= Irlen syndrome =

Proposed vision disorder

Irlen syndrome (or scotopic sensitivity syndrome) is a purported medical condition defined by disordered visual processing. It is proposed that it can be treated by wearing colored lenses. The ideas of Irlen syndrome are not supported by scientific evidence, and psychologists and medical professionals have described its treatment as a health fraud.

==History==

The condition was proposed in the 1980s, by Helen Irlen, an educational psychologist. Irlen found that certain children and adults who had reading difficulties improved upon overlaying coloured acetate sheets on top of the text that was being read. Irlen defines the syndrome as a light-based visual processing problem. She theorizes that the brain is unable to process light and visual stimuli efficiently, leading to visual stress and poor reading comprehension. The symptoms of Irlen Syndrome can include behavioural difficulties, reading difficulties, headaches, fatigue, and light sensitivity.

The diagnostic test for Irlen Syndrome was developed by Irlen, and consists of a questionnaire of 32 questions, a series of visual tasks, and an assessment where coloured lenses are presented to the patient to see if there is any reading improvement when using them. Irlen has not provided any data related to the diagnostic test or released a comprehensive diagnostic criteria.

In 1985 Irlen submitted a patent for coloured lenses, to be used in glasses frames, for dyslexics and people with Irlen syndrome.

The Irlen method uses tinted lenses. The method is intended to reduce visual distortions, eye strain, and fatigue.

==Criticism==

Some psychologists and medical professionals say that the ideas of Irlen syndrome are pseudoscientific and not supported by scientific evidence. Others say that the treatment of Irlen syndrome is a form of health fraud that takes advantage of vulnerable people.

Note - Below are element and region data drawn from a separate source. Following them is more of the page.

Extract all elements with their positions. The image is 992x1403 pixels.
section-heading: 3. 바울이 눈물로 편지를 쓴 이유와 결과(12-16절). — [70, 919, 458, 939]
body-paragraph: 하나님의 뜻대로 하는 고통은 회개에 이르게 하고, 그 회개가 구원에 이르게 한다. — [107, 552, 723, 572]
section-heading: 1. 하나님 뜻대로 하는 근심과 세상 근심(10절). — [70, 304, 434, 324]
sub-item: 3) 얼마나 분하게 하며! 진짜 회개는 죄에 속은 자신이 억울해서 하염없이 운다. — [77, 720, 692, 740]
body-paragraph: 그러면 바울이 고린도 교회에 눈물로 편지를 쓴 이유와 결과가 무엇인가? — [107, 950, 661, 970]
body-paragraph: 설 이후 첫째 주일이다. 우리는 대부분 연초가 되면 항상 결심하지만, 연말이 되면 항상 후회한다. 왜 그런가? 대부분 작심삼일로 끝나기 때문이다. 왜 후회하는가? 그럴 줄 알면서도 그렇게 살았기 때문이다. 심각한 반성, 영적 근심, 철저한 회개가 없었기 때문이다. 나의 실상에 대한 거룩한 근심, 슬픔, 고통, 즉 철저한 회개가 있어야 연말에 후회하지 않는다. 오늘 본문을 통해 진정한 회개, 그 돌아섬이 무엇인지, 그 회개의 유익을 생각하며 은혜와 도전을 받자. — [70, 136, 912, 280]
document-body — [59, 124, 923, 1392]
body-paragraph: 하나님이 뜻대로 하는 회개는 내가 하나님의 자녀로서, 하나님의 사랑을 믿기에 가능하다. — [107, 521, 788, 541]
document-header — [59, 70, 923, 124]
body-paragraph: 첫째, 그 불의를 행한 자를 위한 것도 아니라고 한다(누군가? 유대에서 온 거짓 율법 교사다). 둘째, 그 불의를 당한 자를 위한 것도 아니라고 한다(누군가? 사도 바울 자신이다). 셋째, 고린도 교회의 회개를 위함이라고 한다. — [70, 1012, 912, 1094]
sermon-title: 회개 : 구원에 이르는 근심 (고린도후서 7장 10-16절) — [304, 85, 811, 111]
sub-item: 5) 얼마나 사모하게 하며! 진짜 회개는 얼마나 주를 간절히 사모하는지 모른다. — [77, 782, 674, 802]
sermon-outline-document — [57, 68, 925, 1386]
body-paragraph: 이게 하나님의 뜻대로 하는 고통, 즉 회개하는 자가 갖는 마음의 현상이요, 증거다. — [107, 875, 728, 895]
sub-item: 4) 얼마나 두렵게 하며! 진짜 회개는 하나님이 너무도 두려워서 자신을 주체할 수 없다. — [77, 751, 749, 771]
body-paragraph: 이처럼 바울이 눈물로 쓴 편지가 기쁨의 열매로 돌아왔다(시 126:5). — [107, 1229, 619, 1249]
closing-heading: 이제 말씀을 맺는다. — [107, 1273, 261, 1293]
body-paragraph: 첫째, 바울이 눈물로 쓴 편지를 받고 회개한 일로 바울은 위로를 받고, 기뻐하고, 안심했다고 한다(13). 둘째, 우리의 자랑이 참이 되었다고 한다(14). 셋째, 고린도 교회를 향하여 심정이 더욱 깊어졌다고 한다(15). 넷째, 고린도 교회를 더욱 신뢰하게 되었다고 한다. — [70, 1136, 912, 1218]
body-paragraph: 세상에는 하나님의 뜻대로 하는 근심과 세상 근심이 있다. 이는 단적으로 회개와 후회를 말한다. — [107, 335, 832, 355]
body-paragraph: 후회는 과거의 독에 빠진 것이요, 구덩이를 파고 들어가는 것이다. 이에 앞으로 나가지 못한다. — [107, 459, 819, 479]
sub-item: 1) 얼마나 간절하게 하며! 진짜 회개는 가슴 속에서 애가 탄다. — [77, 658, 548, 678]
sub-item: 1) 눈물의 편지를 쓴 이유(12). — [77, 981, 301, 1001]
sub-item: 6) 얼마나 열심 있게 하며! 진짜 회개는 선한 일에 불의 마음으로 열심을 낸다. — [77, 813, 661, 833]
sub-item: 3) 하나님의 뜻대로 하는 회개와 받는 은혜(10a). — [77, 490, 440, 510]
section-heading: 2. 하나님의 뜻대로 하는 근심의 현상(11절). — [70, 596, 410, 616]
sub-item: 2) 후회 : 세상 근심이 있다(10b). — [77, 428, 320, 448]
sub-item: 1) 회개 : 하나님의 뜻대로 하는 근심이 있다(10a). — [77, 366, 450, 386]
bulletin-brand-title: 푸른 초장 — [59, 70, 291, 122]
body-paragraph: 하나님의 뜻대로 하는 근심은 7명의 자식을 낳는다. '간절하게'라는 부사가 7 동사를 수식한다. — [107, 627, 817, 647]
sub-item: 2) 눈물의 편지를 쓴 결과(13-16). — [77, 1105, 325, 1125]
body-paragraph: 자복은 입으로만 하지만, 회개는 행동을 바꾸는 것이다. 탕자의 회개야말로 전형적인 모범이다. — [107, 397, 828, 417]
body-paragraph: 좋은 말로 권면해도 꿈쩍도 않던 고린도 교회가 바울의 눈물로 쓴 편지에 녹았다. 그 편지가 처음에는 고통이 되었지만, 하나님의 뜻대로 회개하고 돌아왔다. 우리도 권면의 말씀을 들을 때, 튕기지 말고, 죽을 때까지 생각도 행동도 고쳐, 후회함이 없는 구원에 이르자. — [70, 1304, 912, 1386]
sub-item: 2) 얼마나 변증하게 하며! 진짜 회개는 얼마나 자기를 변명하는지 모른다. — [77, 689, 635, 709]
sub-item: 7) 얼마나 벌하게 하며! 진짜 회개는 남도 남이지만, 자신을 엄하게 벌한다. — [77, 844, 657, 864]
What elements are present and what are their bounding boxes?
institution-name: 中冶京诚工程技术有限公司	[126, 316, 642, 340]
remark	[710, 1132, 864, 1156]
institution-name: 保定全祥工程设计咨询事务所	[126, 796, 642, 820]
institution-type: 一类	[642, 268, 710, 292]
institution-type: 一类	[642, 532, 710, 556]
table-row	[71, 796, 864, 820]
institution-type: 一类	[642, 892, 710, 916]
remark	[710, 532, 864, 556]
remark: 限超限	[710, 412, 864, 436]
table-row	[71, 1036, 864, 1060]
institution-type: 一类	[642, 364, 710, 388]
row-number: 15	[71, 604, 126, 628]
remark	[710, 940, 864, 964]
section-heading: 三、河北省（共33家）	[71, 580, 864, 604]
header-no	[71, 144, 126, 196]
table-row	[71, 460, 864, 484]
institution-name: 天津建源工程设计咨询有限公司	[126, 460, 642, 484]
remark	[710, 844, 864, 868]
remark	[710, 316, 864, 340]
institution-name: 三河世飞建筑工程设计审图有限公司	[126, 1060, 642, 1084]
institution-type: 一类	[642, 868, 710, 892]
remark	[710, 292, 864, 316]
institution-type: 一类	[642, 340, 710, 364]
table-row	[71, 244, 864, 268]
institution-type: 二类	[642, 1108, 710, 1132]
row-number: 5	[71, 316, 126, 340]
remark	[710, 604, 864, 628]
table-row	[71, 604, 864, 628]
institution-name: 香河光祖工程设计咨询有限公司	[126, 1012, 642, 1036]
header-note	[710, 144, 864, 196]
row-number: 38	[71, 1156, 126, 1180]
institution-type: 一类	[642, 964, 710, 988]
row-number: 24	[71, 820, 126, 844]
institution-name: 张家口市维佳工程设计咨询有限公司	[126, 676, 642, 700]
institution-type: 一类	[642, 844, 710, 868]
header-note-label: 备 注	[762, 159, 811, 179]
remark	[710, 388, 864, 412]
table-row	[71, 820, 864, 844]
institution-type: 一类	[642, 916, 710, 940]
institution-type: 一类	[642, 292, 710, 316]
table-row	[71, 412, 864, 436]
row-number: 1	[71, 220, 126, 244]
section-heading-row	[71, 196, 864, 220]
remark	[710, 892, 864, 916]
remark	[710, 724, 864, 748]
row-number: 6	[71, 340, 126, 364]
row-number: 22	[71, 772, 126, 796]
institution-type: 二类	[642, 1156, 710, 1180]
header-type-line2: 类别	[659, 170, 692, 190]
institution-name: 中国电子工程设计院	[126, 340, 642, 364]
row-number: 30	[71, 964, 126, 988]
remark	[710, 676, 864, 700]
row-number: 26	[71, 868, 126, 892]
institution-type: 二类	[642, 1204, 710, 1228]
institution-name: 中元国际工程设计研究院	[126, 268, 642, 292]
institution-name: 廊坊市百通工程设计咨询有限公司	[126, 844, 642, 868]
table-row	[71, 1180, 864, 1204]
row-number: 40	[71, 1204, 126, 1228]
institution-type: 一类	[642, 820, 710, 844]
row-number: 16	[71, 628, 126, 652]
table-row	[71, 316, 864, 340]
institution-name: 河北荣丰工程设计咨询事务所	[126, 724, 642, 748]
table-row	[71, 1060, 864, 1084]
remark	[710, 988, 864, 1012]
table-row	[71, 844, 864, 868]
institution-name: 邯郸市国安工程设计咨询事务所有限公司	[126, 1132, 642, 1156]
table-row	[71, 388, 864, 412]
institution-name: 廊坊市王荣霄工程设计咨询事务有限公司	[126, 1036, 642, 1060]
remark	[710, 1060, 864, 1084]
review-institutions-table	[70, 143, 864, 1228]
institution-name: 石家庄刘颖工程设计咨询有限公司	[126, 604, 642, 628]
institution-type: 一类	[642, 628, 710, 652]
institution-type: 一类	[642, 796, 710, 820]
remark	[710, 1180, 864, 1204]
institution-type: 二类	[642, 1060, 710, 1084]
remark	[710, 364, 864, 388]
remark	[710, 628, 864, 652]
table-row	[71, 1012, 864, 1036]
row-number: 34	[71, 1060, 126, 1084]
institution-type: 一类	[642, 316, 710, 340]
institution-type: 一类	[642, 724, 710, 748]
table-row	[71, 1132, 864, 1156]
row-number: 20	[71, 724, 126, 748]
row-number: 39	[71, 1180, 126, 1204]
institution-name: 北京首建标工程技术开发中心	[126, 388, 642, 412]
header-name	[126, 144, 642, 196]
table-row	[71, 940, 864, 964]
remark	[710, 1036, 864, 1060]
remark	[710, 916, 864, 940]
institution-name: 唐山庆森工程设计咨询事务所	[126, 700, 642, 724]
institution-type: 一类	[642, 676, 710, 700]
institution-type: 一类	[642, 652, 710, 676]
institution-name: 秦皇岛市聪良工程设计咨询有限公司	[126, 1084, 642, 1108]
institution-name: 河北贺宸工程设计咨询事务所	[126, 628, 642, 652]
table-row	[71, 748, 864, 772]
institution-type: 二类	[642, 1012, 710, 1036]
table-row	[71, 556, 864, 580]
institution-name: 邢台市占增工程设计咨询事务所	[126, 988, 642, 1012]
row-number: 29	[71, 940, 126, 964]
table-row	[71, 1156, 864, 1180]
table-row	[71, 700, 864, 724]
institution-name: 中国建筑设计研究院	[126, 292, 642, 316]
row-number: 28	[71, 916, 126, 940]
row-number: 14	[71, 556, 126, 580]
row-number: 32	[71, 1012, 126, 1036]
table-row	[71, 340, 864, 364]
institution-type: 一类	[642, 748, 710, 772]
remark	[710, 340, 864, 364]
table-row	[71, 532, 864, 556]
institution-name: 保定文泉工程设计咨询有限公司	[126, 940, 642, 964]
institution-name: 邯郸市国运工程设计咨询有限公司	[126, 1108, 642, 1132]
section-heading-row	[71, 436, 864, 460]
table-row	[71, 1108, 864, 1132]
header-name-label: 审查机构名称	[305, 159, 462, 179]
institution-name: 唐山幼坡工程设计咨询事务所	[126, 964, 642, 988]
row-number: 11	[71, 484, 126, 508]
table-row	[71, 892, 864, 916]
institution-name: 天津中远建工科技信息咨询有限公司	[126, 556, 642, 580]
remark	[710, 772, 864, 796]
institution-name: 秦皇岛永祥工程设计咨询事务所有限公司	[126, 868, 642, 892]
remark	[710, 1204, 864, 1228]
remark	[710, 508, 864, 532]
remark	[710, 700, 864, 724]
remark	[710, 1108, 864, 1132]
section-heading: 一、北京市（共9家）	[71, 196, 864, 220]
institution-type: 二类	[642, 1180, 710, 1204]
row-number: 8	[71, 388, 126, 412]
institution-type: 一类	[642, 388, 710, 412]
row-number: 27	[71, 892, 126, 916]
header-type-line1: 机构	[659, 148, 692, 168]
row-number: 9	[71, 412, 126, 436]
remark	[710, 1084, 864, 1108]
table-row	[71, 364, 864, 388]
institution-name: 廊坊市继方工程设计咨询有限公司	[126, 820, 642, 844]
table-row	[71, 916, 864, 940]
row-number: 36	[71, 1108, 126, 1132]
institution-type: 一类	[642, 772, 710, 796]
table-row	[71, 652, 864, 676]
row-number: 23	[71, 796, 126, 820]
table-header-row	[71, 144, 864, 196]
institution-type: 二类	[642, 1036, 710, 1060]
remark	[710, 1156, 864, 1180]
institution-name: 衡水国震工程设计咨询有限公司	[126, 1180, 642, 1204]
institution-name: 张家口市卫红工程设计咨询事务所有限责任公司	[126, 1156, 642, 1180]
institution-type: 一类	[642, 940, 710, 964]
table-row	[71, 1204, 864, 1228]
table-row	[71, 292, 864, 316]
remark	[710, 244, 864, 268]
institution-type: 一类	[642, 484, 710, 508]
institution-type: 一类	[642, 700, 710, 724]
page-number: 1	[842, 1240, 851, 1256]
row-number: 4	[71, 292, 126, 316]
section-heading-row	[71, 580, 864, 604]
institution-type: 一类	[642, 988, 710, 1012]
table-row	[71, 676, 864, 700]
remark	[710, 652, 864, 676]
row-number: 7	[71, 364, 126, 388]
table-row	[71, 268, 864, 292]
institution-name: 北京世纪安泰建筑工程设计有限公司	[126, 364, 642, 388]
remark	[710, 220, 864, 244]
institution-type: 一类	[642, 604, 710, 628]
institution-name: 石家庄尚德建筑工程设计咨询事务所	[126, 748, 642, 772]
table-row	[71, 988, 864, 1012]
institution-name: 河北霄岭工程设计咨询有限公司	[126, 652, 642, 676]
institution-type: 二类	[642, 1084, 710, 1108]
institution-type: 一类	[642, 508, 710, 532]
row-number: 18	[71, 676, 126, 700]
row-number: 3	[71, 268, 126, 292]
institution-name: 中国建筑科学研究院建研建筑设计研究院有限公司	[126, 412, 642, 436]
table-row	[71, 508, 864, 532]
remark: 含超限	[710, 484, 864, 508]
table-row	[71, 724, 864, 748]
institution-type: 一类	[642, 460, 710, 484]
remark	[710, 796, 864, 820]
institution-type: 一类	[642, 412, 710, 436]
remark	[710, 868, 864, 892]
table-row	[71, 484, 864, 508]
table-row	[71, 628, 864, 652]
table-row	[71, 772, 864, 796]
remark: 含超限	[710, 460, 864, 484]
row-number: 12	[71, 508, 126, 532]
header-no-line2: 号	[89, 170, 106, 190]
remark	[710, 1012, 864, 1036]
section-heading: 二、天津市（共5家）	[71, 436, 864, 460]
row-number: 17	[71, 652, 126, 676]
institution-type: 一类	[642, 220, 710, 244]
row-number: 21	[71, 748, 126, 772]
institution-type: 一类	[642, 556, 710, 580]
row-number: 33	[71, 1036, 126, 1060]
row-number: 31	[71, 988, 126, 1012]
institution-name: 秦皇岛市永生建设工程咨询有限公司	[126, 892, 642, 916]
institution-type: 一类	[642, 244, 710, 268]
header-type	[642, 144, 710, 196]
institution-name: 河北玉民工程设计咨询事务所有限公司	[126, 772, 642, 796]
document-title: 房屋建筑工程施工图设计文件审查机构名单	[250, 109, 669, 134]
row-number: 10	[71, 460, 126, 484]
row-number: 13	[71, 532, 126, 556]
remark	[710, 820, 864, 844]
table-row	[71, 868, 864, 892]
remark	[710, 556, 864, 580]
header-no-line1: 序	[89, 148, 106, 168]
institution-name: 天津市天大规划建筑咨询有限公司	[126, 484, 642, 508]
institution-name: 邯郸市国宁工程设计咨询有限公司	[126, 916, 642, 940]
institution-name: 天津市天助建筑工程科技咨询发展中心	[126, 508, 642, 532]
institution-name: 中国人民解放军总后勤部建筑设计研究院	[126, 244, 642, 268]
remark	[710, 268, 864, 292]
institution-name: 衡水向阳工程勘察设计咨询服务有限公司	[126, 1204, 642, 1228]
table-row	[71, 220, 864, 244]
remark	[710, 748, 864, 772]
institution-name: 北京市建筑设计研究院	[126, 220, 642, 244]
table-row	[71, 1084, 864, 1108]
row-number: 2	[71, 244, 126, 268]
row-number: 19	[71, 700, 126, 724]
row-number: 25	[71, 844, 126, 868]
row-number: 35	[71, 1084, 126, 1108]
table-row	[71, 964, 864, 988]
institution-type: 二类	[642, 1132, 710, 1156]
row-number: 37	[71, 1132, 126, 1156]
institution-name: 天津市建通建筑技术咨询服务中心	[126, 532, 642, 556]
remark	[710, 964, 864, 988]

Medical organisations that don't recognise Irlen Syndrome include the World Health Organization, American Academy of Ophthalmology, and the American Academy of Pediatrics.

The Royal Australian and New Zealand College of Ophthalmologists (RANZCO) released a statement in 2018, stating that there is no scientific evidence that Irlen Syndrome exists, or that the supposed treatments help people who struggle with reading difficulties.